La programmazione e la valutazione della qualità conta anche ai fini della determinazione delle tariffe pubbliche.
Leggiamo nello schema di decreto legislativo di riordino della materia dei servizi pubblici locali di rilevanza economica, approvato dal Consiglio dei Ministri il 16 dicembre scorso, che nell’organizzazione e nella erogazione dei servizi di interesse economico generale di livello locale dovrà essere assicurata la centralità del cittadino e dell’utente, favorendo anche forme di partecipazione attiva (articolo 3).
È stabilita l’emanazione di specifici indicatori e livelli minimi di qualità dei servizi, da parte delle autorità di regolazione, laddove previste in relazione alla tipologia di servizio se a rete o non a rete, e che, in ogni caso, gli enti locali e le altre istituzioni pubbliche competenti collaboreranno per la migliore qualità dei servizi pubblici locali (articolo 9), con il supporto delle Province che vengono pienamente coinvolte per le funzioni di raccolta ed elaborazione dati e assistenza tecnica e amministrativa agli enti locali del territorio, in attuazione dell’articolo 1, comma 85, lettera d), della legge 56/2014, che già prevedeva un’attività di supporto generale agli enti territoriali.

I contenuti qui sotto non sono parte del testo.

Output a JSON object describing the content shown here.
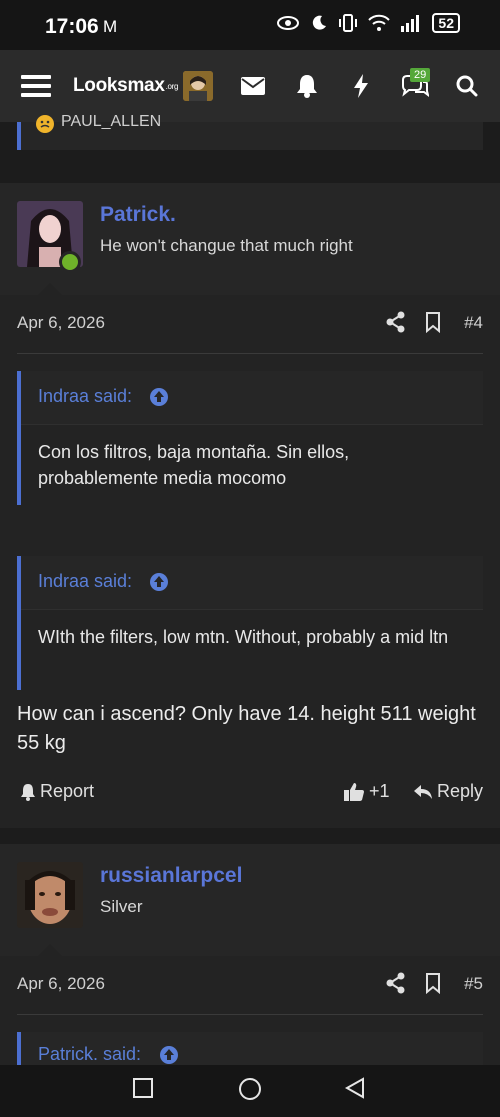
{
  "status_bar": {
    "time": "17:06",
    "mail_glyph": "M",
    "battery": "52",
    "icons": [
      "eye-icon",
      "moon-icon",
      "vibrate-icon",
      "wifi-icon",
      "signal-icon",
      "battery-icon"
    ]
  },
  "navbar": {
    "logo_main": "Looksmax",
    "logo_suffix": ".org",
    "notification_badge": "29",
    "icons": [
      "menu-icon",
      "avatar",
      "mail-icon",
      "bell-icon",
      "bolt-icon",
      "chat-icon",
      "search-icon"
    ]
  },
  "previous_post": {
    "quote_user": "PAUL_ALLEN"
  },
  "posts": [
    {
      "username": "Patrick.",
      "user_title": "He won't changue that much right",
      "date": "Apr 6, 2026",
      "number": "#4",
      "quotes": [
        {
          "attribution": "Indraa said:",
          "body": "Con los filtros, baja montaña. Sin ellos, probablemente media mocomo"
        },
        {
          "attribution": "Indraa said:",
          "body": "WIth the filters, low mtn. Without, probably a mid ltn"
        }
      ],
      "text": "How can i ascend? Only have 14. height 511 weight 55 kg",
      "actions": {
        "report": "Report",
        "like_count": "+1",
        "reply": "Reply"
      }
    },
    {
      "username": "russianlarpcel",
      "user_title": "Silver",
      "date": "Apr 6, 2026",
      "number": "#5",
      "quotes": [
        {
          "attribution": "Patrick. said:"
        }
      ]
    }
  ],
  "colors": {
    "accent": "#5a76d8",
    "quote_bar": "#4c6fd1",
    "online": "#6fb32a",
    "badge": "#55a83a"
  }
}
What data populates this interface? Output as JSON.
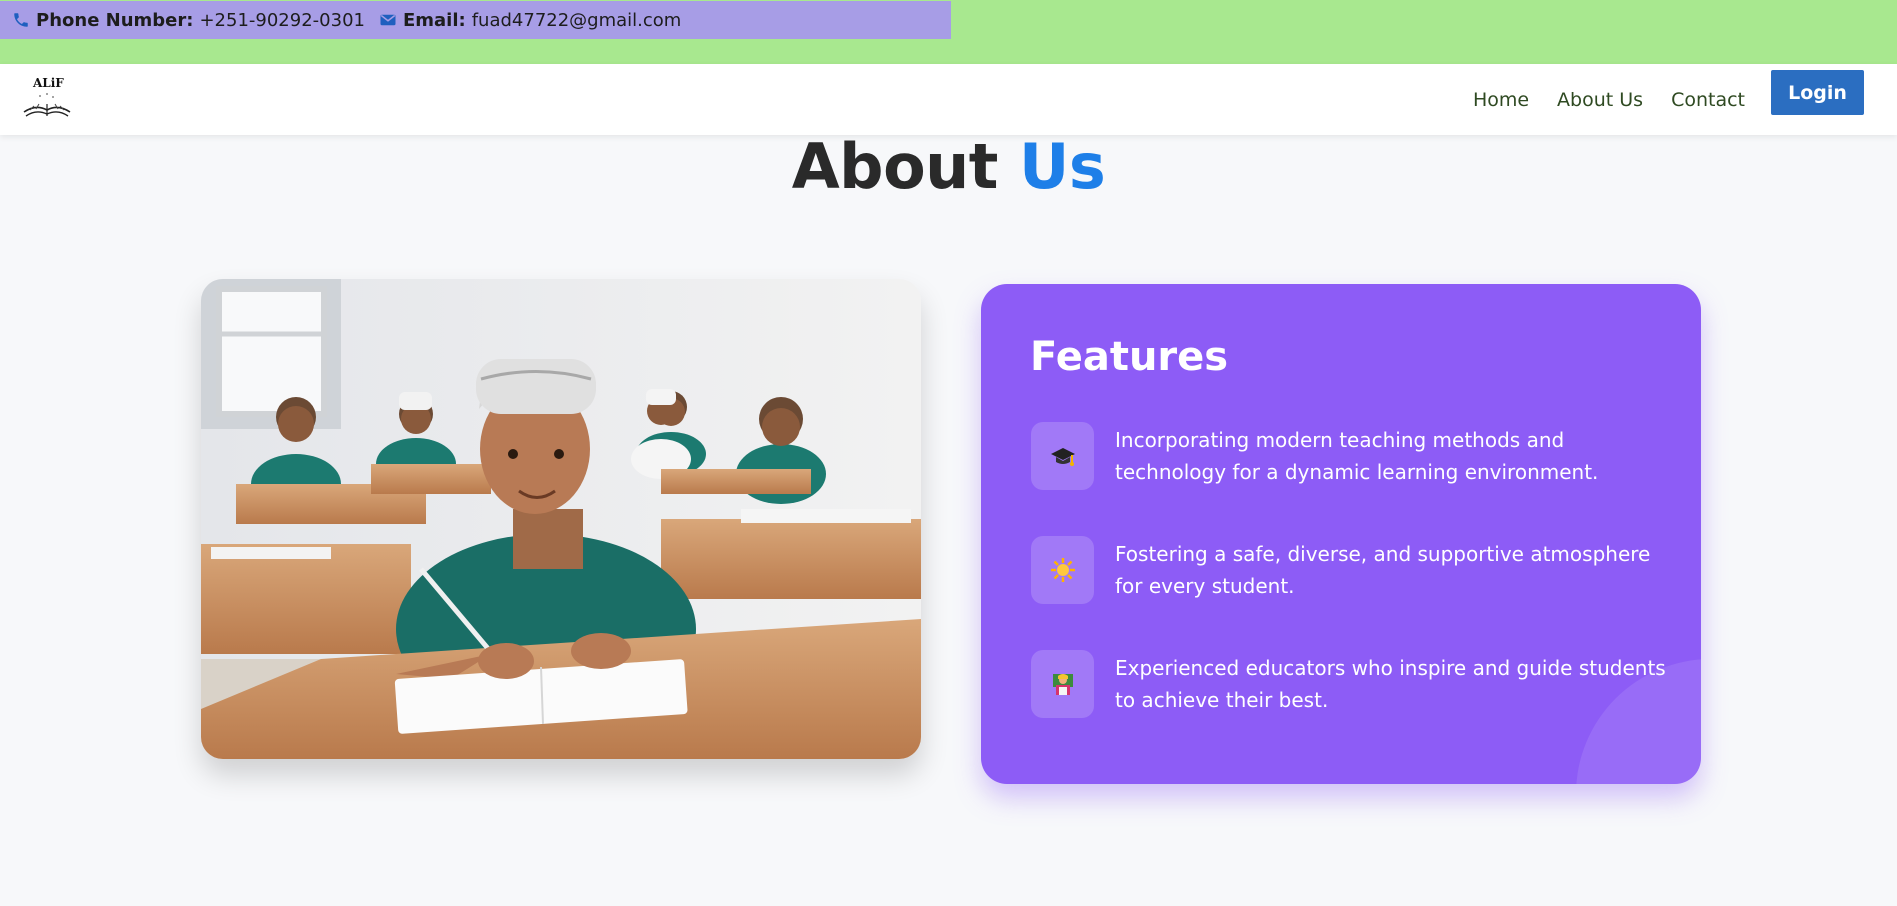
{
  "contact": {
    "phone_label": "Phone Number:",
    "phone_value": "+251-90292-0301",
    "email_label": "Email:",
    "email_value": "fuad47722@gmail.com",
    "phone_icon": "phone-icon",
    "email_icon": "envelope-icon"
  },
  "brand": {
    "logo_text": "ALiF"
  },
  "nav": {
    "items": [
      {
        "label": "Home"
      },
      {
        "label": "About Us"
      },
      {
        "label": "Contact"
      }
    ],
    "login_label": "Login"
  },
  "about": {
    "heading_main": "About",
    "heading_accent": "Us"
  },
  "features": {
    "title": "Features",
    "items": [
      {
        "icon": "graduation-cap-icon",
        "text": "Incorporating modern teaching methods and technology for a dynamic learning environment."
      },
      {
        "icon": "sun-icon",
        "text": "Fostering a safe, diverse, and supportive atmosphere for every student."
      },
      {
        "icon": "teacher-icon",
        "text": "Experienced educators who inspire and guide students to achieve their best."
      }
    ]
  },
  "colors": {
    "topbar_bg": "#a8e88f",
    "contact_bg": "#a79de6",
    "accent_blue": "#1e7fe8",
    "login_bg": "#2b6ec1",
    "features_bg": "#8d5cf6",
    "nav_text": "#2f4a22"
  }
}
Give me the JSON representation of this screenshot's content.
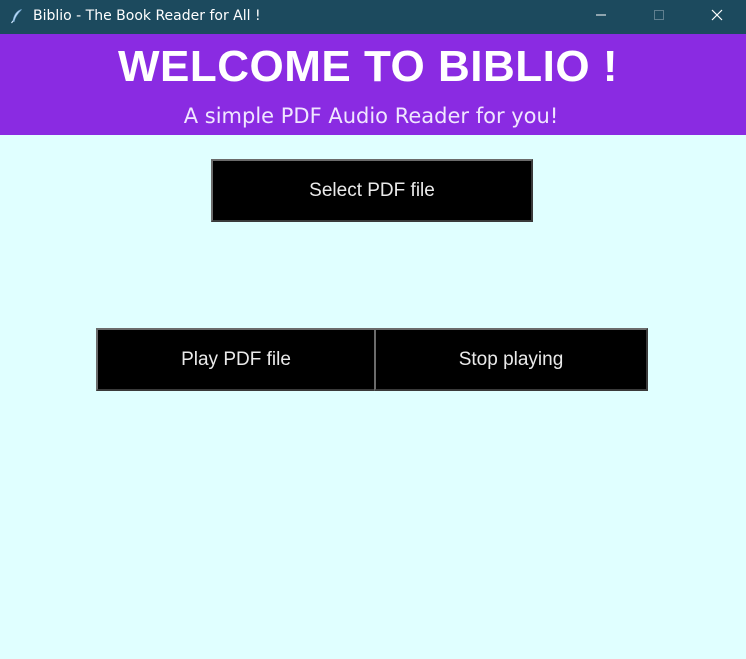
{
  "window": {
    "title": "Biblio - The Book Reader for All !",
    "app_icon": "feather-icon",
    "controls": {
      "minimize_icon": "minimize-icon",
      "maximize_icon": "maximize-icon",
      "close_icon": "close-icon"
    }
  },
  "banner": {
    "title": "WELCOME TO BIBLIO !",
    "subtitle": "A simple PDF Audio Reader for you!"
  },
  "buttons": {
    "select_label": "Select PDF file",
    "play_label": "Play PDF file",
    "stop_label": "Stop playing"
  },
  "colors": {
    "titlebar_bg": "#1c4a5e",
    "banner_bg": "#8a2be2",
    "page_bg": "#e0ffff",
    "button_bg": "#000000",
    "button_text": "#eaeaea"
  }
}
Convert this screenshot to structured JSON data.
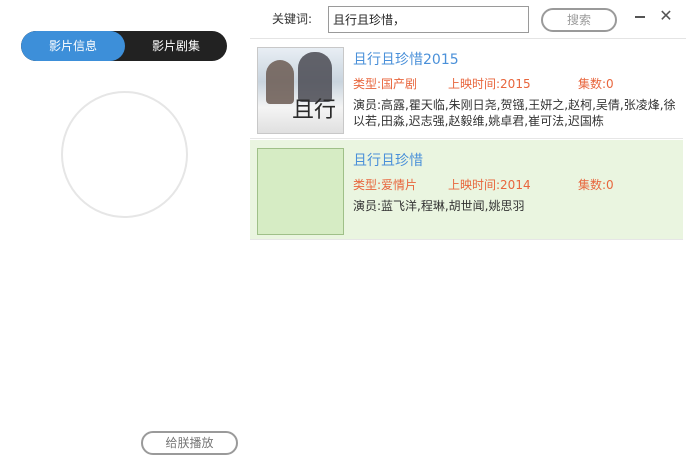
{
  "search": {
    "label": "关键词:",
    "value": "且行且珍惜，",
    "button": "搜索"
  },
  "window": {
    "minimize_icon": "minimize-icon",
    "close_icon": "close-icon",
    "close_glyph": "✕"
  },
  "left": {
    "tabs": [
      {
        "label": "影片信息",
        "active": true
      },
      {
        "label": "影片剧集",
        "active": false
      }
    ],
    "play_button": "给朕播放"
  },
  "results": [
    {
      "title": "且行且珍惜2015",
      "type_label": "类型:",
      "type_value": "国产剧",
      "date_label": "上映时间:",
      "date_value": "2015",
      "episodes_label": "集数:",
      "episodes_value": "0",
      "cast_label": "演员:",
      "cast_value": "高露,瞿天临,朱刚日尧,贺镪,王妍之,赵柯,吴倩,张凌烽,徐以若,田淼,迟志强,赵毅维,姚卓君,崔可法,迟国栋",
      "poster_glyph": "且行"
    },
    {
      "title": "且行且珍惜",
      "type_label": "类型:",
      "type_value": "爱情片",
      "date_label": "上映时间:",
      "date_value": "2014",
      "episodes_label": "集数:",
      "episodes_value": "0",
      "cast_label": "演员:",
      "cast_value": "蓝飞洋,程琳,胡世闻,姚思羽"
    }
  ],
  "colors": {
    "accent": "#3d8fd9",
    "meta": "#e8663d",
    "selected_row": "#eaf5e0"
  }
}
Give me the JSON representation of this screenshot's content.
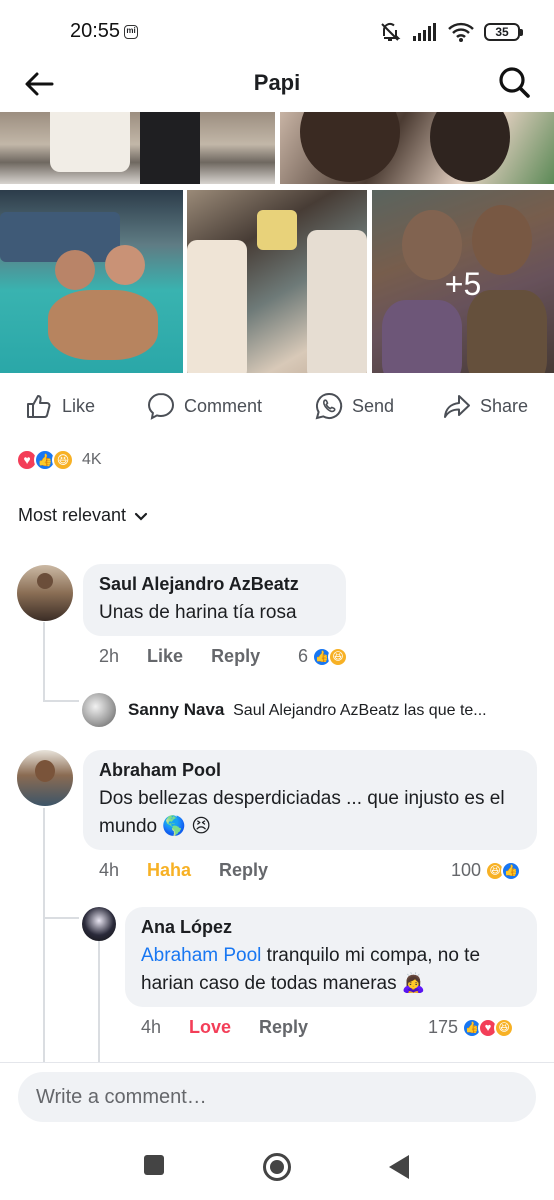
{
  "status_bar": {
    "time": "20:55",
    "battery": "35"
  },
  "header": {
    "title": "Papi"
  },
  "photos": {
    "more_count": "+5"
  },
  "actions": {
    "like": "Like",
    "comment": "Comment",
    "send": "Send",
    "share": "Share"
  },
  "reactions": {
    "count": "4K",
    "types": [
      "love",
      "like",
      "haha"
    ]
  },
  "sort": {
    "label": "Most relevant"
  },
  "comments": [
    {
      "author": "Saul Alejandro AzBeatz",
      "text": "Unas de harina tía rosa",
      "time": "2h",
      "like_label": "Like",
      "reply_label": "Reply",
      "reaction_count": "6",
      "reply_preview": {
        "author": "Sanny Nava",
        "text": "Saul Alejandro AzBeatz las que te..."
      }
    },
    {
      "author": "Abraham Pool",
      "text": "Dos bellezas desperdiciadas ... que injusto es el mundo 🌎 😣",
      "time": "4h",
      "like_label": "Haha",
      "reply_label": "Reply",
      "reaction_count": "100",
      "replies": [
        {
          "author": "Ana López",
          "mention": "Abraham Pool",
          "text": " tranquilo mi compa, no te harian caso de todas maneras 🙇‍♀️",
          "time": "4h",
          "like_label": "Love",
          "reply_label": "Reply",
          "reaction_count": "175"
        }
      ]
    }
  ],
  "composer": {
    "placeholder": "Write a comment…"
  },
  "colors": {
    "accent": "#1877f2",
    "haha": "#f7b125",
    "love": "#f33e58",
    "bubble": "#f0f2f5"
  }
}
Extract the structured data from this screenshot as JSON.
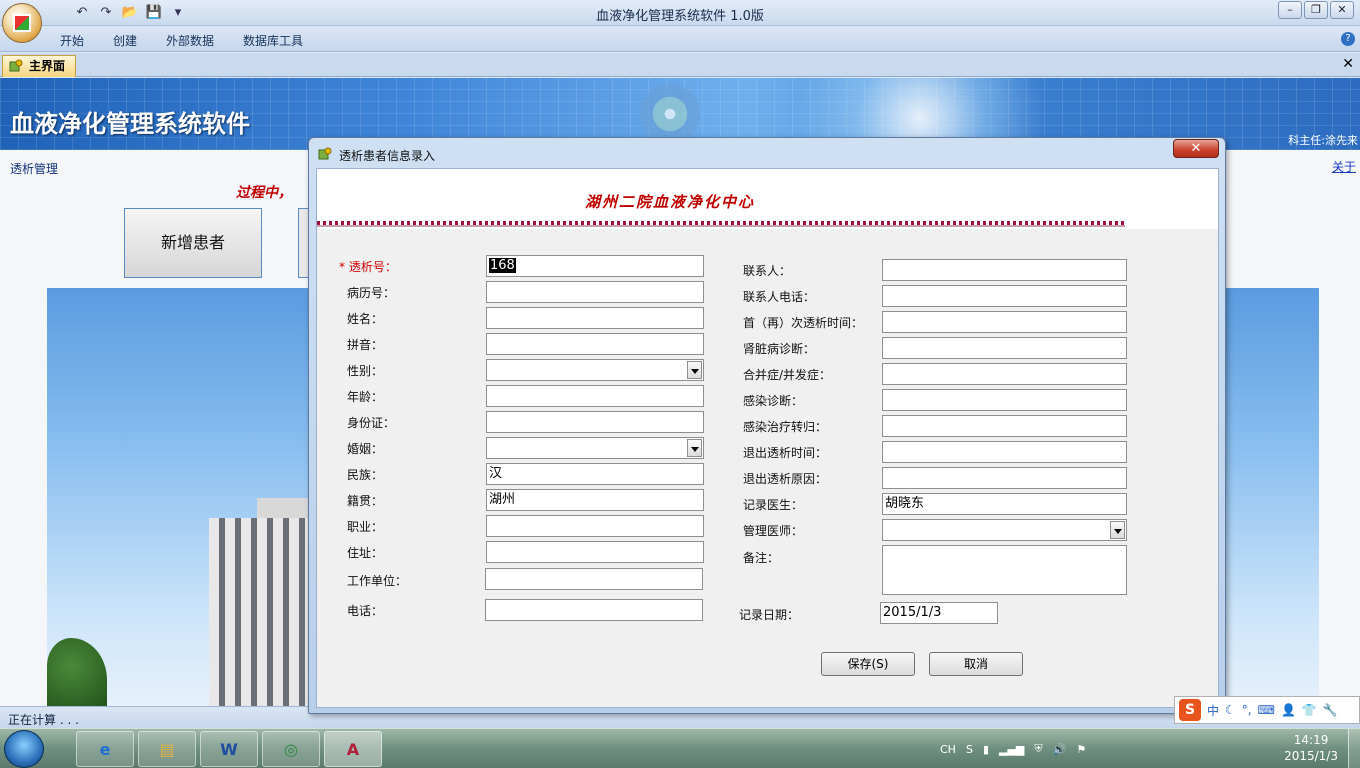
{
  "window": {
    "title": "血液净化管理系统软件 1.0版",
    "controls": [
      "–",
      "❐",
      "✕"
    ]
  },
  "ribbon": {
    "tabs": [
      "开始",
      "创建",
      "外部数据",
      "数据库工具"
    ],
    "help": "?"
  },
  "doc_tab": {
    "label": "主界面",
    "close": "✕"
  },
  "banner": {
    "title": "血液净化管理系统软件",
    "director": "科主任:涂先来"
  },
  "main": {
    "nav_title": "透析管理",
    "about_link": "关于",
    "marquee": "过程中，",
    "new_patient_button": "新增患者"
  },
  "statusbar": {
    "text": "正在计算 . . ."
  },
  "dialog": {
    "title": "透析患者信息录入",
    "close": "✕",
    "heading": "湖州二院血液净化中心",
    "left_fields": [
      {
        "label": "* 透析号：",
        "value": "168",
        "type": "text"
      },
      {
        "label": "病历号：",
        "value": "",
        "type": "text"
      },
      {
        "label": "姓名：",
        "value": "",
        "type": "text"
      },
      {
        "label": "拼音：",
        "value": "",
        "type": "text"
      },
      {
        "label": "性别：",
        "value": "",
        "type": "select"
      },
      {
        "label": "年龄：",
        "value": "",
        "type": "text"
      },
      {
        "label": "身份证：",
        "value": "",
        "type": "text"
      },
      {
        "label": "婚姻：",
        "value": "",
        "type": "select"
      },
      {
        "label": "民族：",
        "value": "汉",
        "type": "text"
      },
      {
        "label": "籍贯：",
        "value": "湖州",
        "type": "text"
      },
      {
        "label": "职业：",
        "value": "",
        "type": "text"
      },
      {
        "label": "住址：",
        "value": "",
        "type": "text"
      },
      {
        "label": "工作单位：",
        "value": "",
        "type": "text"
      },
      {
        "label": "电话：",
        "value": "",
        "type": "text"
      }
    ],
    "right_fields": [
      {
        "label": "联系人：",
        "value": "",
        "type": "text"
      },
      {
        "label": "联系人电话：",
        "value": "",
        "type": "text"
      },
      {
        "label": "首（再）次透析时间：",
        "value": "",
        "type": "text"
      },
      {
        "label": "肾脏病诊断：",
        "value": "",
        "type": "text"
      },
      {
        "label": "合并症/并发症：",
        "value": "",
        "type": "text"
      },
      {
        "label": "感染诊断：",
        "value": "",
        "type": "text"
      },
      {
        "label": "感染治疗转归：",
        "value": "",
        "type": "text"
      },
      {
        "label": "退出透析时间：",
        "value": "",
        "type": "text"
      },
      {
        "label": "退出透析原因：",
        "value": "",
        "type": "text"
      },
      {
        "label": "记录医生：",
        "value": "胡晓东",
        "type": "text"
      },
      {
        "label": "管理医师：",
        "value": "",
        "type": "select"
      },
      {
        "label": "备注：",
        "value": "",
        "type": "textarea"
      }
    ],
    "record_date_label": "记录日期：",
    "record_date_value": "2015/1/3",
    "save_button": "保存(S)",
    "cancel_button": "取消"
  },
  "ime": {
    "logo": "S",
    "mode": "中"
  },
  "taskbar": {
    "lang": "CH",
    "time": "14:19",
    "date": "2015/1/3"
  }
}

È interessante notare come la rilevazione della qualità dei servizi insieme ai risultati economici e al rispetto degli obblighi contrattuali, di cui ai contratti di servizio, costituirà un obbligo periodico annuale e, che, per gli affidamenti in house providing, tale ricognizione costituirà un’appendice alla revisione annuale delle partecipate ai sensi della Legge Madia.
Infine, nella determinazione delle tariffe dei servizi pubblici, all’articolo 26, viene richiesto di tener conto di diversi parametri e indicatori, e, allo scopo di conseguire il graduale miglioramento della qualità e dell’efficienza dei servizi, gli enti affidanti dovranno fissare modalità di aggiornamento delle tariffe con il metodo del «price cap», quale limite massimo di variazione di prezzo, tenuto conto del tasso di inflazione, degli investimenti, degli obiettivi di recupero di efficienza prefissato nonché degli obiettivi di qualità del servizio prefissati, definiti secondo parametri misurabili e non generici.
Il tema della “qualità” nei servizi erogati dalla Pubblica amministrazione è il tema centrale nell’ambito del sistema dei controlli interni voluto legislativamente sin dal lontano 1990 coi principi ispiratori della legge 142/ 1990, quando si incominciò a parlare di «economicità della gestione» della cosa pubblica e cristallizzato organicamente nel DI 174/2012, attraverso l’obbligo in capo agli enti locali dell’introduzione – in un’ottica sistemica – i vari controlli interni tra cui la “qualità”.
La qualità non si improvvisa, ma richiede una “programmazione” di fondo del “livello della qualità” che si intende assicurare, cercando di “capire” di cosa il cittadino-utente ha bisogno ( = pianificazione/programmazione), sforzandosi di “soddisfare” un più alto grado di bisogno ( = efficacia gestionale) e “recuperando” informazioni sul grado di soddisfazione della qualità percepita rispetto a quella programmata ( = customer satisfaction).
Senza la misurazione e la valutazione della qualità, non si arriverebbe a garantire la economicità della gestione né a parlare di “trasparenza” della gestione della cosa pubblica; il tutto rimarrebbe all’interno della Pa senza che per il cittadino-utente ci sia la possibilità di esprimersi, di “giudicare” e aiutare la stessa Pa a migliorarsi, facendo cose utili ( = efficaci), utilizzando bene le risorse a disposizione ( = efficienza), assicurando un più alto valore di qualità dei servizi erogati.
La “qualità”, se programmata e misurata, può anche garantire sviluppo socio-economico, strategia ed efficienza gestionale.
Non misurare la “qualità” fa perdere di vista il processo voluto dal legislatore di programmazione-gestione-controllo-ri-programmazione, interrompendolo a un certo stadio della sua evoluzione e non assicurando il feedback necessario per “capire” se tutto lo sforzo messo in campo dall’amministrazione pubblica ha funzionato o meno nell’ottica di chi – pagando le tasse e le tariffe – riceve i servizi pubblici, che devono – secondo le finalità della legge – essere protesi a garantire lo sviluppo economico, sociale e culturale della collettività amministrata.
Che sia questa l’occasione per mettere effettivamente “al centro” il cittadino-utente, grazie a una effettiva programmazione e valutazione della qualità dei servizi che gli enti unitamente alle proprie società in house, anche nell’ambito della propria autonomia, decidono di offrire alla propria collettività.